Commending on her poems Meena Kandasamy ones says that: I work to not only get back at you. I actually fight to get back to myself. I do not  write into patriarchy. My Maariamma bays for blood. My Kali kills. My Draupadi strips. My Sita climbs onto a strangers lap. All women militate. They brave bombs, they belittle kings Meena Kandasamy is one among those few Indian poets who have managed to convert their deepest anguish into brilliant poetry. The poet herself has a militant spirit. She takes up myths and characters from Tamil Classics and demystifies them by providing them with an identity entirely different from their original one. As a woman, she has forced her way to the forefront to represent her community through her powerful language and rebellious writing. Her voice is like the voice of her African-American counterparts. Her soul is endlessly search for an voice. Most of her themes and her choices of diction are taboos in the cultural context of India. This can be justified because crude realities cannot be explained in sophisticated forms and language. As Ranjit Haskote puts it in his review of “Ms. Militancy” in The Biblio, “There is considerable current of surprise and elusiveness that does battle with the strain of predictability in Kandasamy‟s poetry; even when she rehearses a well established choreography of feminist self-assertion, she does so with a sharp eye for detail, a grasp of worldly insight, and an appetite for phrasal shape-shifting.
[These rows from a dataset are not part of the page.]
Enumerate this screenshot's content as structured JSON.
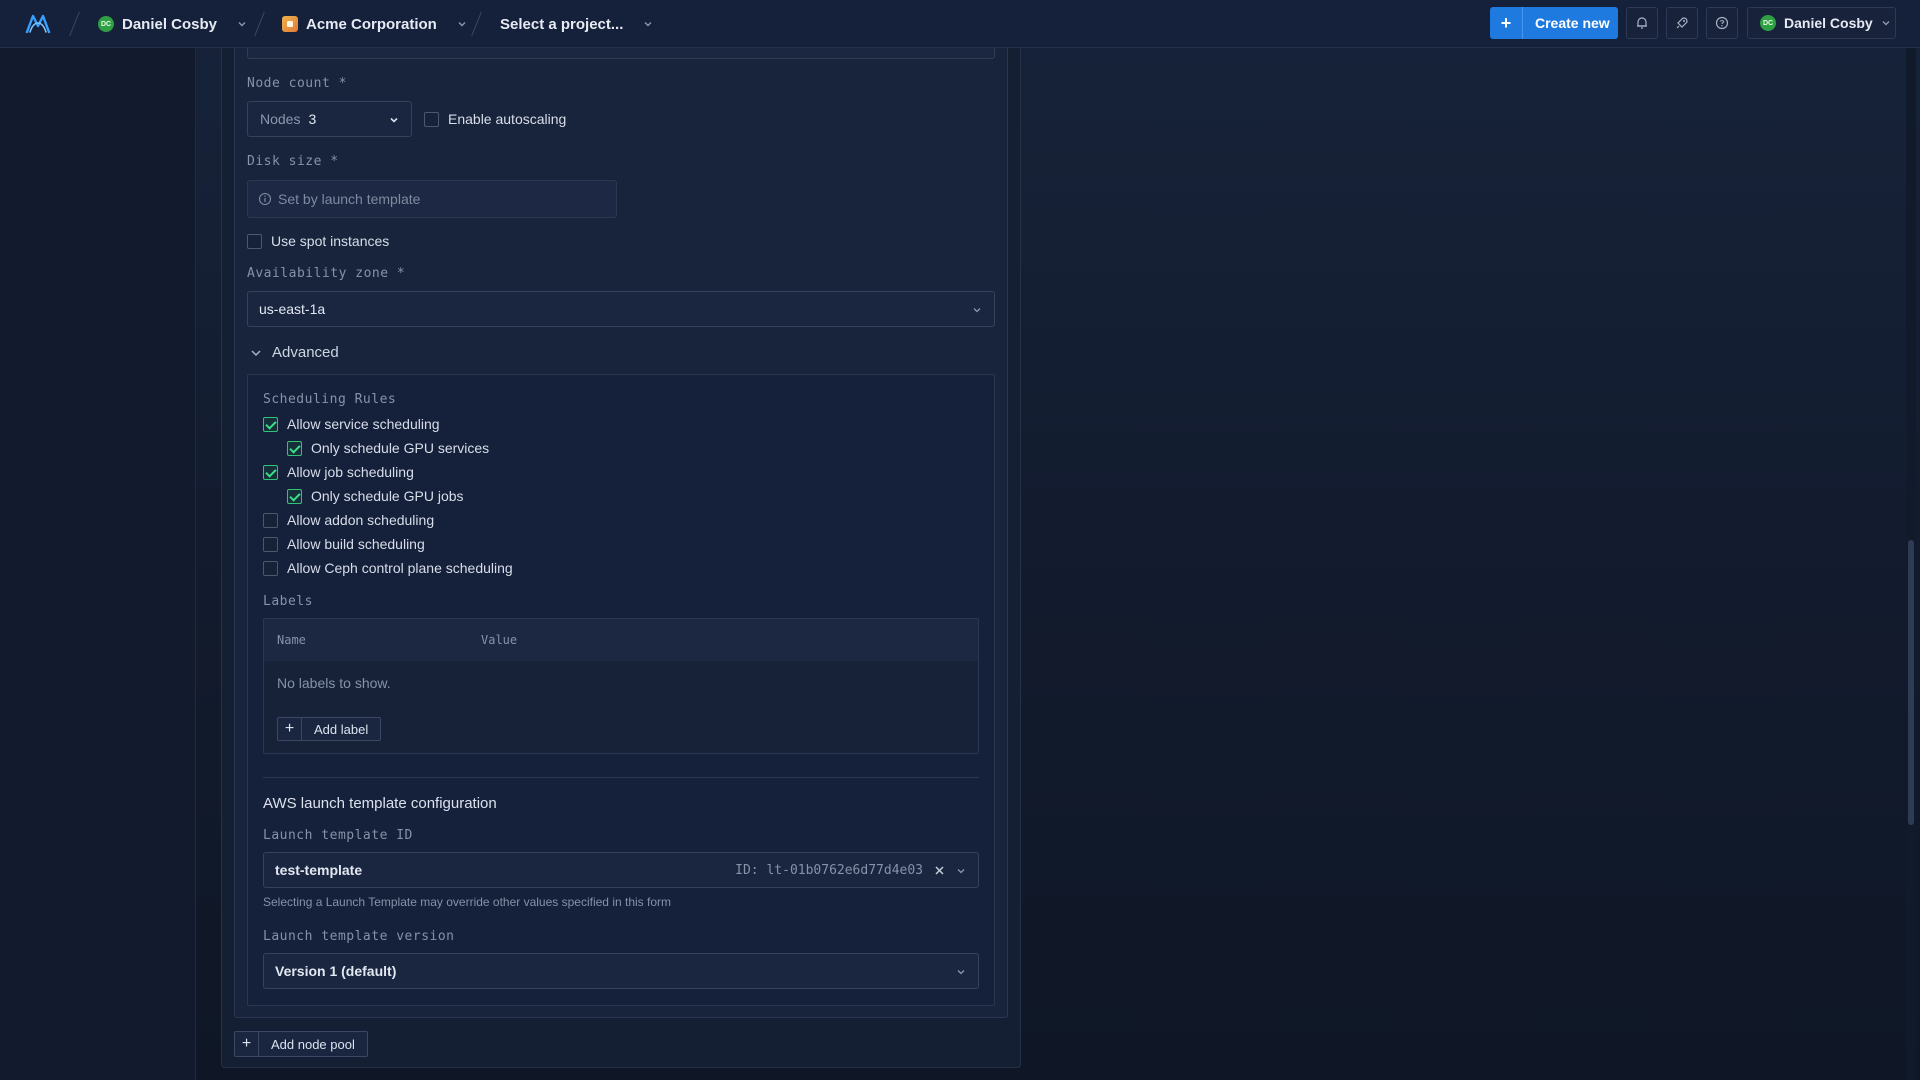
{
  "nav": {
    "user_initials": "DC",
    "user_name": "Daniel Cosby",
    "org_name": "Acme Corporation",
    "project_placeholder": "Select a project...",
    "create_new_label": "Create new",
    "account_name": "Daniel Cosby",
    "account_initials": "DC"
  },
  "form": {
    "node_count_label": "Node count *",
    "nodes_prefix": "Nodes",
    "nodes_value": "3",
    "autoscaling_label": "Enable autoscaling",
    "autoscaling_checked": false,
    "disk_size_label": "Disk size *",
    "disk_size_placeholder": "Set by launch template",
    "spot_label": "Use spot instances",
    "spot_checked": false,
    "az_label": "Availability zone *",
    "az_value": "us-east-1a",
    "advanced_label": "Advanced"
  },
  "advanced": {
    "scheduling_title": "Scheduling Rules",
    "rules": [
      {
        "label": "Allow service scheduling",
        "checked": true,
        "indent": 0
      },
      {
        "label": "Only schedule GPU services",
        "checked": true,
        "indent": 1
      },
      {
        "label": "Allow job scheduling",
        "checked": true,
        "indent": 0
      },
      {
        "label": "Only schedule GPU jobs",
        "checked": true,
        "indent": 1
      },
      {
        "label": "Allow addon scheduling",
        "checked": false,
        "indent": 0
      },
      {
        "label": "Allow build scheduling",
        "checked": false,
        "indent": 0
      },
      {
        "label": "Allow Ceph control plane scheduling",
        "checked": false,
        "indent": 0
      }
    ],
    "labels_title": "Labels",
    "labels_col_name": "Name",
    "labels_col_value": "Value",
    "labels_empty": "No labels to show.",
    "add_label": "Add label",
    "aws_title": "AWS launch template configuration",
    "lt_id_label": "Launch template ID",
    "lt_name": "test-template",
    "lt_id_value": "ID: lt-01b0762e6d77d4e03",
    "lt_hint": "Selecting a Launch Template may override other values specified in this form",
    "lt_version_label": "Launch template version",
    "lt_version_value": "Version 1 (default)"
  },
  "footer": {
    "add_node_pool": "Add node pool"
  },
  "colors": {
    "accent": "#1f7ae0",
    "check_green": "#3ddc8a",
    "avatar_green": "#2ea043"
  }
}
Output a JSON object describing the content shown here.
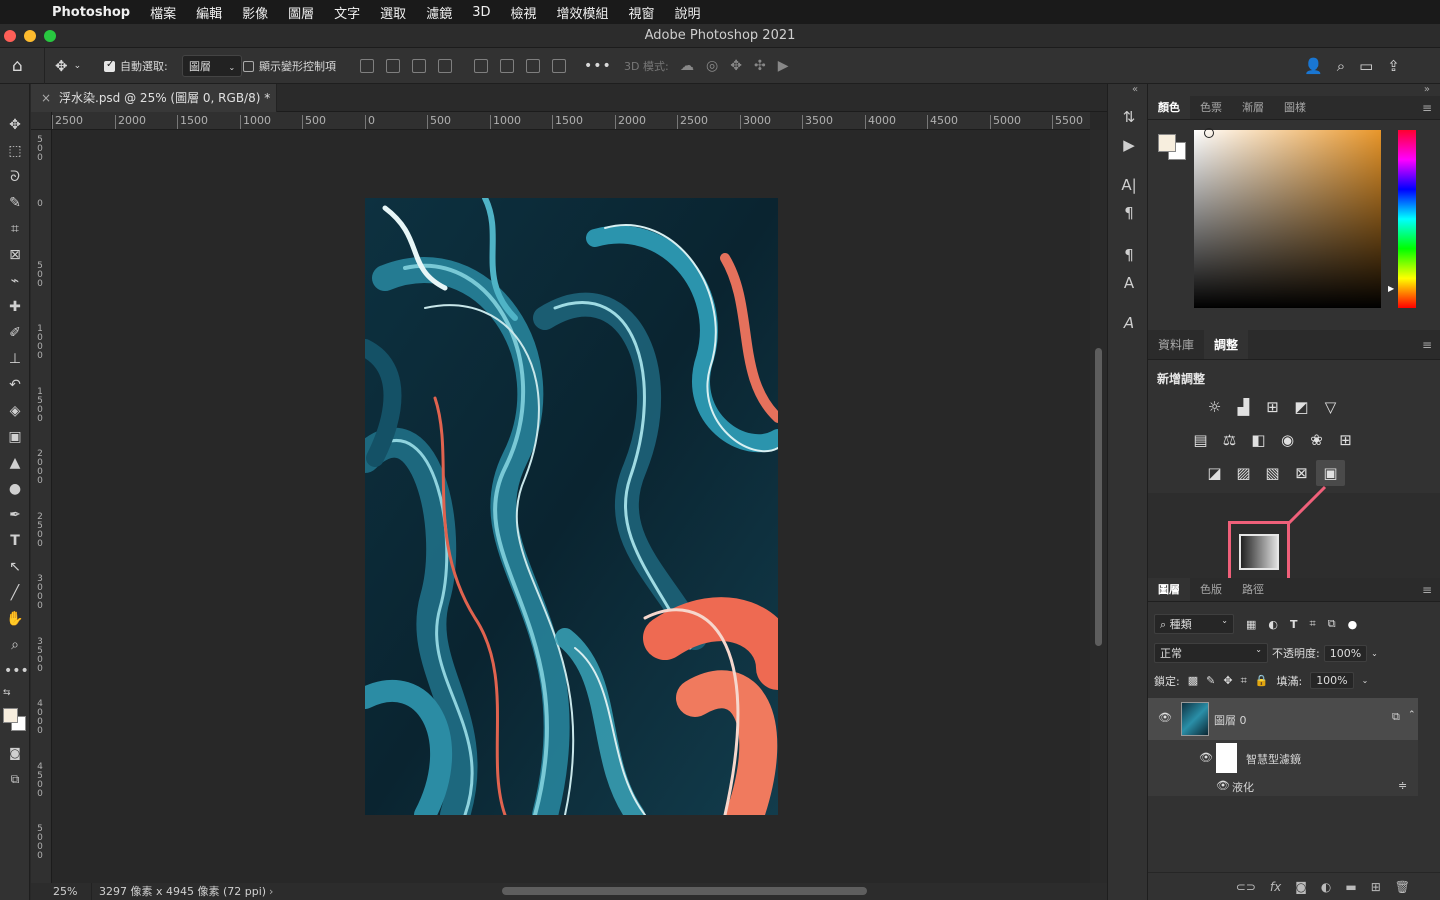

There can be an inquiry as to what validates, or rather, how validated is Kandasamy”s perception of the reality of Dalit women; also, the reality of her own Dalit feminine self. Antonio Gramsci had argued that ‘the perspective of the dominated is necessarily contradictory and fractured; a doubled or negative consciousness that must both acknowledge the force and power of elite domination in real and symbolic terms (in this case- patriarchy, classism and castism), while struggling to maintain the critical distance necessary for defining oneself againstsuch homogenizing attempts.’ When we consider Meena Kandasamy as a female Tamil Dalit poet writing the kind of provocative performance poetry that she does, we notice that she rules out the assumption of any risk.


Conclusion:-
Given that their gender as well as their caste and class identity causes the Dalit women  to talk differently – it is their experiences which show that what Dalit women need most are  localized and specific forms of resistance. That is, to resist formation of a sisterhood that is based on gender, and not forged in concrete, historical and political practice and analysis. For that matter, male violence must also be theorized and interpreted within such specific societies for a better understanding of the role(s) of oppressor(s), oppressed and the layers of oppression involved between them; as well as for better organization that leads towards a required change. Kandasamy”s poetry does not plainly demand a social inclusion of Dalit women. It seeks for an analysis of gender relations as they are inflected by multiple and overlapping patriarchies of caste communities that produce varying registers of vulnerability.